Wanderling Christopher, Liles Jeffrey, Davis Elissa, Schmitt Daniel, Statz Stephen, Guler Nil, Hoppensteadt Debra, Fareed Jawed, Hopkinson William
1 Stritch School of Medicine, Loyola University of Chicago, Maywood, IL, USA.
2 Department of Orthopedics, Loyola University Medical Center, Maywood, IL, USA.
Clin Appl Thromb Hemost. 2018 Jan;24(1):41-46. doi: 10.1177/1076029617724231. Epub 2017 Sep 7.

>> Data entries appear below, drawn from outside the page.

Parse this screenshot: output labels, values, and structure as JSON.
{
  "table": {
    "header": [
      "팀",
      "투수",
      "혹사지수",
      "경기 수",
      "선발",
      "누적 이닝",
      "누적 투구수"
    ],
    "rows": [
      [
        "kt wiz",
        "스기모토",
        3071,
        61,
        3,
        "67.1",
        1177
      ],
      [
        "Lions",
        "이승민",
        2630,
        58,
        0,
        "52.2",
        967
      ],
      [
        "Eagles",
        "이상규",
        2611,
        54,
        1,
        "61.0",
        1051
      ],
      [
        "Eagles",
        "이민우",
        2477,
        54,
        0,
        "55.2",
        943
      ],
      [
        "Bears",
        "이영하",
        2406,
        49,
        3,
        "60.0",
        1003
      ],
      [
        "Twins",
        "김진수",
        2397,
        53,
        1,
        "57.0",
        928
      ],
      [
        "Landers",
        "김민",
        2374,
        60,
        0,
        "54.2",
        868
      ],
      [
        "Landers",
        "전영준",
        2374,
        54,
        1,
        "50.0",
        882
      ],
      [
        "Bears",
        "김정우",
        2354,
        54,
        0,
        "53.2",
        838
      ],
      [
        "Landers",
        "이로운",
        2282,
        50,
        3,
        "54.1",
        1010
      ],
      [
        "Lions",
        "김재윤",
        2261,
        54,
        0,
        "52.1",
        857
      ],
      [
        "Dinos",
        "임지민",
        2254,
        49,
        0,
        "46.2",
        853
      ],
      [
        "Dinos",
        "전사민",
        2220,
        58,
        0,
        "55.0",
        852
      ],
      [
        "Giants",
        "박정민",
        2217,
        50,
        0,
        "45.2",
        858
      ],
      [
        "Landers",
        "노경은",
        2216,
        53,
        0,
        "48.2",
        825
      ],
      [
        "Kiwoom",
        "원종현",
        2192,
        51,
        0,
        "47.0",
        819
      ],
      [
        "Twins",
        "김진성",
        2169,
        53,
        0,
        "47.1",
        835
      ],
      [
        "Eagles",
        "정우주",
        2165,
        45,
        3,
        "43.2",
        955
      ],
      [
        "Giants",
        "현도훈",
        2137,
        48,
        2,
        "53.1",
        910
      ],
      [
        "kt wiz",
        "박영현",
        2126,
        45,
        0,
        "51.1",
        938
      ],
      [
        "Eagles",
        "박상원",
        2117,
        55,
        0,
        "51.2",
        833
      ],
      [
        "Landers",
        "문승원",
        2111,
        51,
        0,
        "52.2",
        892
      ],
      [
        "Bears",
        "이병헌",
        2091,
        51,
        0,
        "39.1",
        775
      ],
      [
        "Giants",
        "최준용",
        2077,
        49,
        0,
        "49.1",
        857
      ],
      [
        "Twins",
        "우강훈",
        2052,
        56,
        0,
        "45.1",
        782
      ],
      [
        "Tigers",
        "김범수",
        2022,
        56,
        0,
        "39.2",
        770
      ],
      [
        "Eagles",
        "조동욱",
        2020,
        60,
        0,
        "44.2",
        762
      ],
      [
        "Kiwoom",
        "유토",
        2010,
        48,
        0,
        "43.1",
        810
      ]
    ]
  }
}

Total joint arthroplasty (TJA) of the hip or knee (THA and TKA) is the primary surgical intervention for individuals with degenerative joint disease (DJD). Although it is commonly thought that shear force on the joint causes the degradation of articular cartilage, it is possible that there are other factors that contribute to the progression of DJD. It is plausible that specific enzymes that degrade the joint are upregulated, or conversely, there is downregulation of enzymes critical for joint lubrication. The aim of this study is to profile collagenase-1, elastase, heparanase, and lubricin levels in patients undergoing TJA in order to determine potential preexisting dysregulation that contributes to the pathogenesis of DJD. Deidentified blood samples were obtained from patients undergoing TJA 1 day pre- and 1 day postoperatively. Plasma samples were analyzed using enzyme-linked immunosorbent assay kits for elastase, collagenase-1, heparanase, and lubricin. In comparison to healthy controls, there were significant increases in circulating collagenase-1, elastase, and lubricin levels in both the preoperative and postoperative samples. There were no significant differences in heparanase levels in the preoperative or postoperative samples. Comparing the preoperative versus postoperative patient samples, only lubricin demonstrated a significant change. The results of this study confirm that patients undergoing TJA have preexisting alterations in the levels of matrix-degrading enzymes and lubricin. The alterations observed in this study may provide insight into the pathogenesis of DJD.
髋或膝关节的全关节置换术(TJA),即全髋关节置换术(THA)和全膝关节置换术(TKA),是患有退行性关节病(DJD)患者的主要外科手术干预手段。尽管人们普遍认为关节上的剪切力会导致关节软骨退化,但也有可能存在其他因素导致DJD的进展。一种合理的推测是,降解关节的特定酶上调,或者相反,对关节润滑至关重要的酶下调。本研究的目的是分析接受TJA患者的胶原酶-1、弹性蛋白酶、乙酰肝素酶和润滑素水平,以确定可能预先存在的失调情况,这些失调情况会导致DJD的发病机制。从接受TJA的患者术前1天和术后1天采集匿名血样。使用酶联免疫吸附测定试剂盒分析血浆样本中的弹性蛋白酶、胶原酶-1、乙酰肝素酶和润滑素。与健康对照组相比,术前和术后样本中循环中的胶原酶-1、弹性蛋白酶和润滑素水平均显著升高。术前和术后样本中的乙酰肝素酶水平无显著差异。比较术前和术后患者样本,只有润滑素显示出显著变化。本研究结果证实,接受TJA的患者在基质降解酶和润滑素水平上预先存在改变。本研究中观察到的这些改变可能有助于深入了解DJD的发病机制。